At each time step t, the LSTM receives an input variable xt, which includes behavioral features like meal time and location at that moment. To make these features suitable for model processing, one-hot encoding is applied, representing various categories of times (breakfast, brunch, lunch, afternoon tea, dinner, and late-night snack) and meal locations as separate dimensions. As a result, the input variable’s dimension expands to 404, encompassing the categorical features for all time points. One-hot encoding is defined here as follows: typically, categorical features like meal locations might be represented by numbers (1 to n), yet since there is no inherent ordering or magnitude relationship between these categories, they are converted into one-hot encoded variables to separate them effectively. Each category is represented by an N-bit register, where only one bit is active at any point, which not only addresses the issue of implied ordering in categorical data but also enriches the feature space. This added dimensionality helps the model better differentiate distinct behavioral patterns.

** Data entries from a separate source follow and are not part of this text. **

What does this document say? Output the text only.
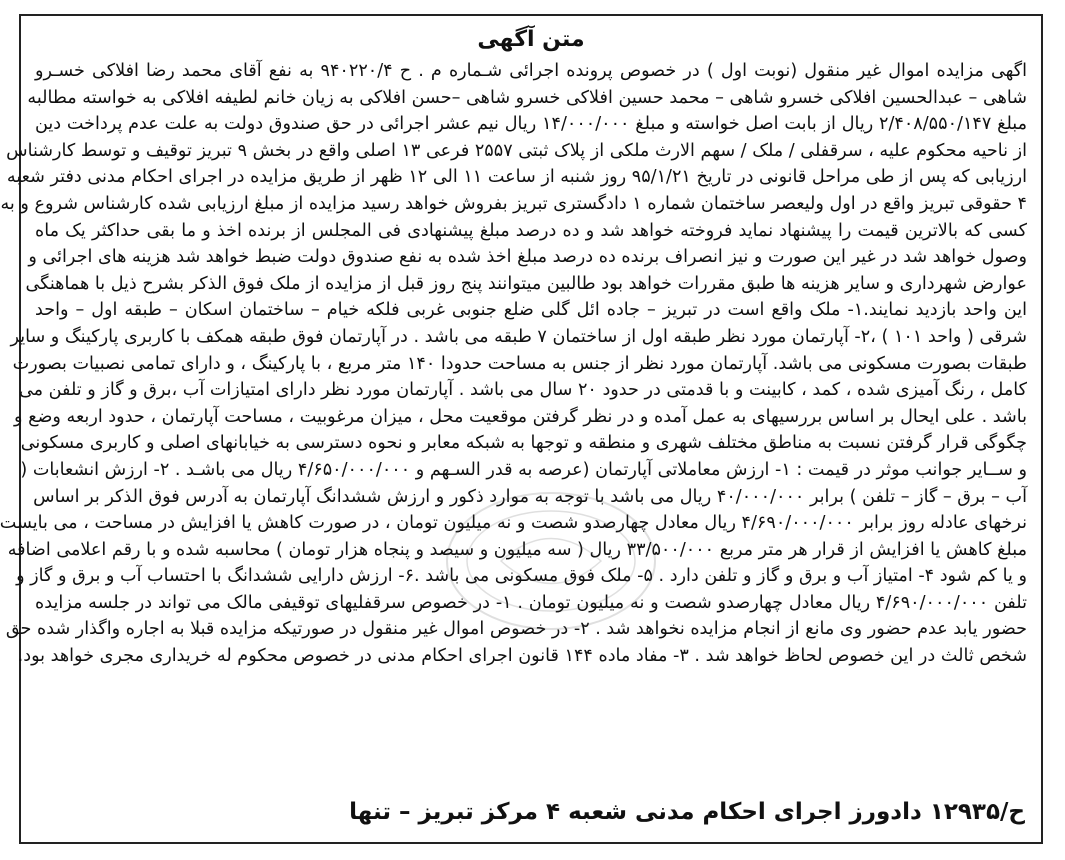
متن آگهی
اگهی مزایده اموال غیر منقول (نوبت اول ) در خصوص پرونده اجرائی شـماره م . ح ۹۴۰۲۲۰/۴ به نفع آقای محمد رضا افلاکی خسـرو
شاهی – عبدالحسین افلاکی خسرو شاهی – محمد حسین افلاکی خسرو شاهی –حسن افلاکی به زیان خانم لطیفه افلاکی به خواسته مطالبه
مبلغ ۲/۴۰۸/۵۵۰/۱۴۷ ریال از بابت اصل خواسته و مبلغ ۱۴/۰۰۰/۰۰۰ ریال نیم عشر اجرائی در حق صندوق دولت به علت عدم پرداخت دین
از ناحیه محکوم علیه ، سرقفلی / ملک / سهم الارث ملکی از پلاک ثبتی ۲۵۵۷ فرعی ۱۳ اصلی واقع در بخش ۹ تبریز توقیف و توسط کارشناس
ارزیابی که پس از طی مراحل قانونی در تاریخ ۹۵/۱/۲۱ روز شنبه از ساعت ۱۱ الی ۱۲ ظهر از طریق مزایده در اجرای احکام مدنی دفتر شعبه
۴ حقوقی تبریز واقع در اول ولیعصر ساختمان شماره ۱ دادگستری تبریز بفروش خواهد رسید مزایده از مبلغ ارزیابی شده کارشناس شروع و به
کسی که بالاترین قیمت را پیشنهاد نماید فروخته خواهد شد و ده درصد مبلغ پیشنهادی فی المجلس از برنده اخذ و ما بقی حداکثر یک ماه
وصول خواهد شد در غیر این صورت و نیز انصراف برنده ده درصد مبلغ اخذ شده به نفع صندوق دولت ضبط خواهد شد هزینه های اجرائی و
عوارض شهرداری و سایر هزینه ها طبق مقررات خواهد بود طالبین میتوانند پنج روز قبل از مزایده از ملک فوق الذکر بشرح ذیل با هماهنگی
این واحد بازدید نمایند.۱- ملک واقع است در تبریز – جاده ائل گلی ضلع جنوبی غربی فلکه خیام – ساختمان اسکان – طبقه اول – واحد
شرقی ( واحد ۱۰۱ ) ،۲- آپارتمان مورد نظر طبقه اول از ساختمان ۷ طبقه می باشد . در آپارتمان فوق طبقه همکف با کاربری پارکینگ و سایر
طبقات بصورت مسکونی می باشد. آپارتمان مورد نظر از جنس به مساحت حدودا ۱۴۰ متر مربع ، با پارکینگ ، و دارای تمامی نصبیات بصورت
کامل ، رنگ آمیزی شده ، کمد ، کابینت و با قدمتی در حدود ۲۰ سال می باشد . آپارتمان مورد نظر دارای امتیازات آب ،برق و گاز و تلفن می
باشد . علی ایحال بر اساس بررسیهای به عمل آمده و در نظر گرفتن موقعیت محل ، میزان مرغوبیت ، مساحت آپارتمان ، حدود اربعه وضع و
چگوگی قرار گرفتن نسبت به مناطق مختلف شهری و منطقه و توجها به شبکه معابر و نحوه دسترسی به خیابانهای اصلی و کاربری مسکونی
و ســایر جوانب موثر در قیمت : ۱- ارزش معاملاتی آپارتمان (عرصه به قدر السـهم و ۴/۶۵۰/۰۰۰/۰۰۰ ریال می باشـد . ۲- ارزش انشعابات (
آب – برق – گاز – تلفن ) برابر ۴۰/۰۰۰/۰۰۰ ریال می باشد با توجه به موارد ذکور و ارزش ششدانگ آپارتمان به آدرس فوق الذکر بر اساس
نرخهای عادله روز برابر ۴/۶۹۰/۰۰۰/۰۰۰ ریال معادل چهارصدو شصت و نه میلیون تومان ، در صورت کاهش یا افزایش در مساحت ، می بایست
مبلغ کاهش یا افزایش از قرار هر متر مربع ۳۳/۵۰۰/۰۰۰ ریال ( سه میلیون و سیصد و پنجاه هزار تومان ) محاسبه شده و با رقم اعلامی اضافه
و یا کم شود ۴- امتیاز آب و برق و گاز و تلفن دارد . ۵- ملک فوق مسکونی می باشد .۶- ارزش دارایی ششدانگ با احتساب آب و برق و گاز و
تلفن ۴/۶۹۰/۰۰۰/۰۰۰ ریال معادل چهارصدو شصت و نه میلیون تومان . ۱- در خصوص سرقفلیهای توقیفی مالک می تواند در جلسه مزایده
حضور یابد عدم حضور وی مانع از انجام مزایده نخواهد شد . ۲- در خصوص اموال غیر منقول در صورتیکه مزایده قبلا به اجاره واگذار شده حق
شخص ثالث در این خصوص لحاظ خواهد شد . ۳- مفاد ماده ۱۴۴ قانون اجرای احکام مدنی در خصوص محکوم له خریداری مجری خواهد بود.
ح/۱۲۹۳۵ دادورز اجرای احکام مدنی شعبه ۴ مرکز تبریز – تنها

The LSTM controls the flow of information through three internal gates—forget gate, input gate, and output gate—to effectively manage both long-term and short-term dependencies in a sequence. The forget gate determines which information from the previous hidden state \({h}_{t-1}\) should be retained or discarded, filtering historical information that is relevant to the current time step. The input gate receives the current input xt and decides what new information should be stored in the LSTM cell. Finally, the output gate generates the current hidden state ht based on the information within the cell and produces the model’s prediction yt at that time step.

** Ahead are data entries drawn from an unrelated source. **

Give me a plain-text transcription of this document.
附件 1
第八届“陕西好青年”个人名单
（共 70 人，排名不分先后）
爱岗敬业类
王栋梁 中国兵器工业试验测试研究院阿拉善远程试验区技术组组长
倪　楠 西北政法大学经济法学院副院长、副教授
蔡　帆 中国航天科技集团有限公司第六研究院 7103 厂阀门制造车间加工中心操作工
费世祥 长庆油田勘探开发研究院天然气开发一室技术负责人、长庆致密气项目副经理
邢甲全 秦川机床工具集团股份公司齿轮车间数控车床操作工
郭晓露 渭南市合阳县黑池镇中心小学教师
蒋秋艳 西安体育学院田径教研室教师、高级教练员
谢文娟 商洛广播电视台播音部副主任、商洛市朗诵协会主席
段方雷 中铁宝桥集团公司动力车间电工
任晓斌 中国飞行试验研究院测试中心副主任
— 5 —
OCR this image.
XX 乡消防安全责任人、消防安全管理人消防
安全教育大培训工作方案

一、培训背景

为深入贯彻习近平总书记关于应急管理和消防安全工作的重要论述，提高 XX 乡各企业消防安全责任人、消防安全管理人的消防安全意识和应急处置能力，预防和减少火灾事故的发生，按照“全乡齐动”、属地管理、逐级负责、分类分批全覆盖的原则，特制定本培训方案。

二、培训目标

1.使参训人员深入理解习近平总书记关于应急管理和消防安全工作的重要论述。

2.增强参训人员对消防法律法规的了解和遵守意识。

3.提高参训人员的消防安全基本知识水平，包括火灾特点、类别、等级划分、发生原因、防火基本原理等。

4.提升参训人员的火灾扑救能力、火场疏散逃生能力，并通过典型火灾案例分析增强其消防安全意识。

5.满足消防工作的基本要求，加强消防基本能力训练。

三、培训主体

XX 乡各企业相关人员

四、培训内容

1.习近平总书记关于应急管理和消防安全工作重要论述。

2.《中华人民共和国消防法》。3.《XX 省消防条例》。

In supervised learning, the evaluation metric is known as the loss value, which quantifies the model’s error. In this study, the LSTM model was used to calculate the variables related to eating habits, and the training loss for selected variables is shown in Fig. 2. The training and validation loss of both models drop sharply at the beginning and then stabilize at lower levels. The optimal validation loss appears around the 45th and 34th iterations, indicating that the LSTM model has achieved a satisfactory performance at these points.
Analytic approach
A multiple regression model was created to test H1–H3 regarding undergraduate students’ lifestyle habits and associated effects on academic performance. The following regression equations applied:
$$\begin{array}{c}{Y}_{GPA}={\beta }_{0}+{\beta }_{1}{X}_{habit}+{\beta }_{2}Gender+{\beta }_{3}Ethnicity\\ \,+\,{\beta }_{4}Age+{\beta }_{5}PoliticalAffiliation+\varepsilon \end{array}$$
(1)
where YGPA is the student’s academic performance (GPA); Xhabit is the student’s eating habits, hygiene habits and studying habits; and Gender, Ethnicity, Age, Political Affiliation are control variables. ε is the random disturbance term; β1 denotes the parameters to be estimated. The regression analyses were implemented using custom code written with the Statsmodels library, a widely used Python module that facilitates the estimation and analysis of various statistical models.